Cuando acabé estaba súper excitado, la pija pasaba de boca en boca. Ella bajó de golpe y me comenzó a comer el culo mientras yo seguía prendido a la pija de José. Me empecé a excitar nuevamente, pero era muy raro, cada vez me gustaba más la pija y quería probar el semen. Ya estaba jugado y liberado.
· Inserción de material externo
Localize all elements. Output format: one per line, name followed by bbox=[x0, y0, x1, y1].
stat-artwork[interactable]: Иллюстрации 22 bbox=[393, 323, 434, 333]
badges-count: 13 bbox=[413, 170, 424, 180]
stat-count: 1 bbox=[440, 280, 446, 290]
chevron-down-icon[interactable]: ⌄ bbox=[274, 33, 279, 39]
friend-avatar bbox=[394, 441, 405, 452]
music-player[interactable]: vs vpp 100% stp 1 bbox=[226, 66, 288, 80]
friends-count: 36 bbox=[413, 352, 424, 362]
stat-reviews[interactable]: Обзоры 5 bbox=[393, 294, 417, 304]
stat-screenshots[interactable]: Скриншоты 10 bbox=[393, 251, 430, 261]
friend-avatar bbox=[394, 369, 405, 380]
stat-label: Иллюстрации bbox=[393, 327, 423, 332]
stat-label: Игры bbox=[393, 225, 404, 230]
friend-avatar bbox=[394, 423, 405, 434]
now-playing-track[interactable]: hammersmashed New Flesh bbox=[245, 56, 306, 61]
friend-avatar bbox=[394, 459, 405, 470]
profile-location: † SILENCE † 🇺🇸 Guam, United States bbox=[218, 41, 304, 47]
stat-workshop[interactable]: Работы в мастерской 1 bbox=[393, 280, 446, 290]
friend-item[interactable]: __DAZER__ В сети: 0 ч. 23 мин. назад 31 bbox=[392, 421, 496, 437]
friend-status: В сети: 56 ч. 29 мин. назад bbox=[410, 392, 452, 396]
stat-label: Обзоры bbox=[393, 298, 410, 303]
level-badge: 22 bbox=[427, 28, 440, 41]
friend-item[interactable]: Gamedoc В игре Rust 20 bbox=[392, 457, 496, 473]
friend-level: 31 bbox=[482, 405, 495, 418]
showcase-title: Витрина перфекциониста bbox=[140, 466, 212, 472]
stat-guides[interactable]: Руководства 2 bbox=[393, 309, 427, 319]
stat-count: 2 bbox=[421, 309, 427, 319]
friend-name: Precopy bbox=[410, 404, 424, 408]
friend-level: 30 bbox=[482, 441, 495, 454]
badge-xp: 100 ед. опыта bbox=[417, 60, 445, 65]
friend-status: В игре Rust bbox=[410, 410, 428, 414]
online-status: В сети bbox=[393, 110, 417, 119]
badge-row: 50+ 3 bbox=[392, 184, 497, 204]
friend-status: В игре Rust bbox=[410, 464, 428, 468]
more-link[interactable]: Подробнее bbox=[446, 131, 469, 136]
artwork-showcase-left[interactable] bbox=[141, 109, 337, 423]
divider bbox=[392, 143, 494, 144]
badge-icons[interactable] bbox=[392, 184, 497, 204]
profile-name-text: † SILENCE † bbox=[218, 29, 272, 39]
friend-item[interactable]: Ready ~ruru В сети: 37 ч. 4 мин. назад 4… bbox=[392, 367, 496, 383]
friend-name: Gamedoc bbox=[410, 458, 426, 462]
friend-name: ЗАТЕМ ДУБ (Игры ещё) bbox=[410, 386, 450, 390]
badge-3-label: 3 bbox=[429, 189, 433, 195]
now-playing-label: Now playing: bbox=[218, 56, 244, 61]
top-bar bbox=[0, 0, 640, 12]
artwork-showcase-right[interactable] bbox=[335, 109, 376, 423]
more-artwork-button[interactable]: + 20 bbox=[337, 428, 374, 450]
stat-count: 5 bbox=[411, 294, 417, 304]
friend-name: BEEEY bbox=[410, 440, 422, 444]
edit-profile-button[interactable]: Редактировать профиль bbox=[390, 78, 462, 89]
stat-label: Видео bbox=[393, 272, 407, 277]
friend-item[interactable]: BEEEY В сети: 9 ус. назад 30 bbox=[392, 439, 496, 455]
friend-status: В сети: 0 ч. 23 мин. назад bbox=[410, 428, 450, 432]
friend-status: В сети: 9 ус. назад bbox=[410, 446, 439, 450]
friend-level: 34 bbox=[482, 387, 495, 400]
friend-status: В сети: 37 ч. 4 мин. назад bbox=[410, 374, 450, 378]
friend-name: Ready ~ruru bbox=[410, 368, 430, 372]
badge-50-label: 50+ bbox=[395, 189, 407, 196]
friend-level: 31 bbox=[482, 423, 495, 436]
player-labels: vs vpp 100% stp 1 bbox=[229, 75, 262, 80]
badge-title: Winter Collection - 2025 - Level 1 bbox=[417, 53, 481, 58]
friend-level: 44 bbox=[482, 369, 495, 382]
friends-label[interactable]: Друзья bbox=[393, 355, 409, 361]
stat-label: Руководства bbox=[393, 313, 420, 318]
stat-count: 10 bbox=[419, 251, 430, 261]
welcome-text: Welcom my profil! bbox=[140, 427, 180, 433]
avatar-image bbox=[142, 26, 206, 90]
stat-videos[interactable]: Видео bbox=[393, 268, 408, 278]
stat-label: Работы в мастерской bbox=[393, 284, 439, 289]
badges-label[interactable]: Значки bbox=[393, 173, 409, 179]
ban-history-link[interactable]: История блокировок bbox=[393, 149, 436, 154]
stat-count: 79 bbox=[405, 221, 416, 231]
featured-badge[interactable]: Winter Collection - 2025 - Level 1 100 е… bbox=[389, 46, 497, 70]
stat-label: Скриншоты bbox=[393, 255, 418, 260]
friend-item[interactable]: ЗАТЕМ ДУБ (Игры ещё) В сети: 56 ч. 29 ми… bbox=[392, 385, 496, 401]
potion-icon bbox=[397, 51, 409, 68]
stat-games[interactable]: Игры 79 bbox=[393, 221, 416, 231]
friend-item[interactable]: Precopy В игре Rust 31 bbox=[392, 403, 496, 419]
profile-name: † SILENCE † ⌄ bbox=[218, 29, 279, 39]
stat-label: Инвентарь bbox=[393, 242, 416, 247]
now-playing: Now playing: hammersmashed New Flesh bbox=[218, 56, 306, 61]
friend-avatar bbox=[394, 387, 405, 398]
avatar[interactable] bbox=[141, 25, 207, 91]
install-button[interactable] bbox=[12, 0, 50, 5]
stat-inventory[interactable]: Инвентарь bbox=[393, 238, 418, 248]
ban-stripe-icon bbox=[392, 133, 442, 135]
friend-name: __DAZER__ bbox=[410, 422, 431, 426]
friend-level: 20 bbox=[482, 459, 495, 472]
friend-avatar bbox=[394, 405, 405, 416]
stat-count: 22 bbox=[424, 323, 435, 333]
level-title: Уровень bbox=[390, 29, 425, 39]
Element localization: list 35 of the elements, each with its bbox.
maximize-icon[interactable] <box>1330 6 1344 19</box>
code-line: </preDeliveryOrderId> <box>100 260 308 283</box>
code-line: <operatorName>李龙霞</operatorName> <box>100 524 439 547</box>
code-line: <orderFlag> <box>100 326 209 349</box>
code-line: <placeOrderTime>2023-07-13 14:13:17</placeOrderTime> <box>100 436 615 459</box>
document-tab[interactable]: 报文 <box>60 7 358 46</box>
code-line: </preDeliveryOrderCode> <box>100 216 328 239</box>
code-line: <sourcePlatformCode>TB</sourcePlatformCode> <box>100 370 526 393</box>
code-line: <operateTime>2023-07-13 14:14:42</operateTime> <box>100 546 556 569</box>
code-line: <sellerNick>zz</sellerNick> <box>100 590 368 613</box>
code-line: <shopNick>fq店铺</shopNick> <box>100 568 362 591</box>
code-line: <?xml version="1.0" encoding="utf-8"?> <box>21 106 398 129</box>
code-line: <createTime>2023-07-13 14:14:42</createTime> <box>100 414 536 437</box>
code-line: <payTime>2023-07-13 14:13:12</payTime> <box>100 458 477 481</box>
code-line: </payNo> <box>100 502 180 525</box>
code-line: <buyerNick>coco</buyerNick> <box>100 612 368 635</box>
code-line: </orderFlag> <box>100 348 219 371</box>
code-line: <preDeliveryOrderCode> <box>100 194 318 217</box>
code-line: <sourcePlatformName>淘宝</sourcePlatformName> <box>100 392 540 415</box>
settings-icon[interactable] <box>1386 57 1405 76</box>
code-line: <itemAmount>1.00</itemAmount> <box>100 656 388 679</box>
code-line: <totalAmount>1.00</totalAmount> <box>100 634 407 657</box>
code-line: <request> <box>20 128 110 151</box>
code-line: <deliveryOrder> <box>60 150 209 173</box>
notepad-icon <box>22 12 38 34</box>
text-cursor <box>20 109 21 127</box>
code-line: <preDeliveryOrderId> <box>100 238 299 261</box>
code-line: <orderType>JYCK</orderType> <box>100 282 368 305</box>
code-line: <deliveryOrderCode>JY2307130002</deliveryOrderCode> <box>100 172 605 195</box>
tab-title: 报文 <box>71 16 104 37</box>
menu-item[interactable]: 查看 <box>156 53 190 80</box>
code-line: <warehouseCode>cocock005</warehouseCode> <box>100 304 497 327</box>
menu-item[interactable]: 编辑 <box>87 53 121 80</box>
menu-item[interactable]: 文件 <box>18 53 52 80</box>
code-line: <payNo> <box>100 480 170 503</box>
Ella me agarra de la mano y me llevó al cuarto, se puso abierta de piernas y comencé a chupar su concha húmeda cuando, siento a José detrás de mí. Yo estaba muy excitado, y me comenzó a poner un aceite en el culo, me metió un dedo, luego dos, ella me decía “relajate y gozá”. Me puso la cabeza despacio, me dolió bastante, pero seguía lentamente. En un minuto tenía toda la pija dentro de mí. No voy a mentir, me dolió como la puta que lo parió, pero fue ese dolor que luego de aliviado un poquito provoca placer. José me empezó a coger con fuerza y luego de un rato me llenó el orto de leche. Fue increíble la excitación. Luego de un rato me la sacó y yo con la pija al palo le rompí el orto a Ana. Cuando terminé, fui al baño para que saliera el semen de mi ano. Me lavé bien y salí. Ella, que me estaba esperando en la puerta, me encajó un larguísimo chupón en la boca. Me agarró la pija y me dijo “ahora le tenés que romper el orto a él” y me llevó a la cama. Ambos sentados me la chupaban y se besaban. Luego de un largo rato José estaba en cuatro, con el ano lubricadísimo con aceite. Ella lo ordeñaba mientras yo lo culeaba. Fue terrible. Caímos hechos mierda de agotados y reventados.

Me vestí y me fui al hotel, pero ahora mi vida cambió, sigo haciendo tríos con ellos, pero realmente me empezó a gustar la pija, los hombres y estoy saliendo con un pendejo medio afeminadito que es divorciado, de 25, y gozamos mucho. A ese en cualquier momento lo visto de mina.

GRACIAS JOSE Y ANA POR AYUDAR A LIBERARME TOTALMENTE.